We teach the students at the Mille Lacs Band’s Nay Ah Shing School, where I work, that using tobacco to ask the Great Spirit for something is not a selfish thing, because you ask for the health and wellness of family and friends. You don’t ask for a new bike, Nike shoes, or a new car.
We can offer tobacco at any time of the day, wherever we are. Just find a nice grassy area, put your tobacco out by a tree, and think about the people you are praying for. If you are having a bad day, go off by yourself and take your tobacco and offer it, and ask that your mind be clear and that you get into a better mood.
There are a lot of people today who can’t offer tobacco to the Great Spirit in Ojibwe because they don’t speak the language.
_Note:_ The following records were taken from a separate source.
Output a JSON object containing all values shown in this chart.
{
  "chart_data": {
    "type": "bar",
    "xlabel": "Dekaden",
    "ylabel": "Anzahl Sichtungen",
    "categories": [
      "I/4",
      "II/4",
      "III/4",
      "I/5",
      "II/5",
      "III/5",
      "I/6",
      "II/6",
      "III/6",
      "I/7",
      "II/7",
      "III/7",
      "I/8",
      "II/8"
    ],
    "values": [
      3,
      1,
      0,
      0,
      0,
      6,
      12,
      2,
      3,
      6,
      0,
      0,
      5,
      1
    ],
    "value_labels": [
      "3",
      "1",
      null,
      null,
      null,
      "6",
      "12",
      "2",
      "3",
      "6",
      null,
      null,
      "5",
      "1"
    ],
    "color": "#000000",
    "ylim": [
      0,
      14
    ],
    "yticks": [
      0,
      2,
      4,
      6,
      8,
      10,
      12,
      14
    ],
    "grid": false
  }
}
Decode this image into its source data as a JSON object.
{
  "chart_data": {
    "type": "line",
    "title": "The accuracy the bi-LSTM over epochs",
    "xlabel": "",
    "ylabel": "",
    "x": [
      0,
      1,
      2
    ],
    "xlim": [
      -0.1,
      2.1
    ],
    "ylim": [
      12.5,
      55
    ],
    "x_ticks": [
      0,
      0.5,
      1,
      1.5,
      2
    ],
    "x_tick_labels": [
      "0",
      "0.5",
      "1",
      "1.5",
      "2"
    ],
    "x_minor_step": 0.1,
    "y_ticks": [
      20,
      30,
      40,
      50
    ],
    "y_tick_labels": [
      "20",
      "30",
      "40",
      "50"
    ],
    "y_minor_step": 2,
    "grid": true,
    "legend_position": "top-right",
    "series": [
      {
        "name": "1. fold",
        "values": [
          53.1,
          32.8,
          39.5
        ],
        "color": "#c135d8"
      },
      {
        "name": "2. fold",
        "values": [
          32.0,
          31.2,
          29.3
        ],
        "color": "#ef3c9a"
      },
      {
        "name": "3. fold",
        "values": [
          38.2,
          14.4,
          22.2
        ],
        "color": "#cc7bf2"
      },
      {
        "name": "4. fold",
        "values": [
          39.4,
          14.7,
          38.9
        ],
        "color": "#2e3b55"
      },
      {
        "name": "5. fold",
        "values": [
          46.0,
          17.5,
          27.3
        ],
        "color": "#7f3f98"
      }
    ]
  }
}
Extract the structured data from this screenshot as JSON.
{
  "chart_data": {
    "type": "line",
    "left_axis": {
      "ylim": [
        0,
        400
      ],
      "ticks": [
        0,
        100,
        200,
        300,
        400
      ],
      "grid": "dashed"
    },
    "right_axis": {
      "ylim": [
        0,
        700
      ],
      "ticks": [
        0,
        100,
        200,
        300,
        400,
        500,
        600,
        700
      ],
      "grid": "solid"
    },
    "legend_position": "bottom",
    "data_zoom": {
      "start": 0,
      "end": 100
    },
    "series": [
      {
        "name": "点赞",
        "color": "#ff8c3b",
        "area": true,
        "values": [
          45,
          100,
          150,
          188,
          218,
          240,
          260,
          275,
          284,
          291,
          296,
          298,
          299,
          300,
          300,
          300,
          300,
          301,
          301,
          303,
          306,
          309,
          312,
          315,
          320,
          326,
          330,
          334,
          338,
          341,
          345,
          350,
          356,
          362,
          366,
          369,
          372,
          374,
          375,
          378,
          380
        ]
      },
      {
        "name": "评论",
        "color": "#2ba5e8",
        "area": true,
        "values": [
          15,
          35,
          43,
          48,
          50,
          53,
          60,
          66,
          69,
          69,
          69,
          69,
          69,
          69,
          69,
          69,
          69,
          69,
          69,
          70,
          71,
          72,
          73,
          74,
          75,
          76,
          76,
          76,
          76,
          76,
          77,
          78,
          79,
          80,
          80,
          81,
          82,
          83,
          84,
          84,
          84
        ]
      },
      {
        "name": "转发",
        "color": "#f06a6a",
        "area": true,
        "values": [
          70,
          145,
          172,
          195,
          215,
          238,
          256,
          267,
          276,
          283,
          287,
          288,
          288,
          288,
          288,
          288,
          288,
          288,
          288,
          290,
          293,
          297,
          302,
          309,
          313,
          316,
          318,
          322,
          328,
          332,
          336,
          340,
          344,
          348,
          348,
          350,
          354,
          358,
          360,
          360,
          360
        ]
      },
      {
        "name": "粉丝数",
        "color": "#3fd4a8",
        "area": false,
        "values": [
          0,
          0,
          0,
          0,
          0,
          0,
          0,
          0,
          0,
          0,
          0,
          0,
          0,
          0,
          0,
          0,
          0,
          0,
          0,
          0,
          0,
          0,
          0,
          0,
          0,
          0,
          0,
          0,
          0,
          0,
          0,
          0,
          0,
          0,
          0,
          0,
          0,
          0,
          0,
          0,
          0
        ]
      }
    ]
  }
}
But when you put your tobacco out, there is always a manidoo (spirit) that corrects you if you use the wrong words, so I’ve always thought it’s okay for people who don’t speak the language.
Every Monday at the high school, we have tobacco offerings and we teach the students how to offer tobacco. We tell them, “If you have a gramma or someone who is sick or in trouble, put tobacco out for them.” There are always kids who say, “There’s no one in my family who is sick,” so I tell them, “Put your tobacco out and be thankful you have a healthy family.” All of the students go through and offer their tobacco. Then the cultural advisor takes the tobacco from the pile and smokes it and prays that the kids will be safe.
Anytime you ask Elders or anyone for advice, you must always offer tobacco first. My brother says it’s not proper to use the telephone; the tobacco needs to be handed to them. The proper way to offer tobacco is to take a pinch out of the tobacco pouch and hand that pinch to the person, then roll the pouch back up and give the whole thing to the person. You know it’s sincere when somebody does it the proper way.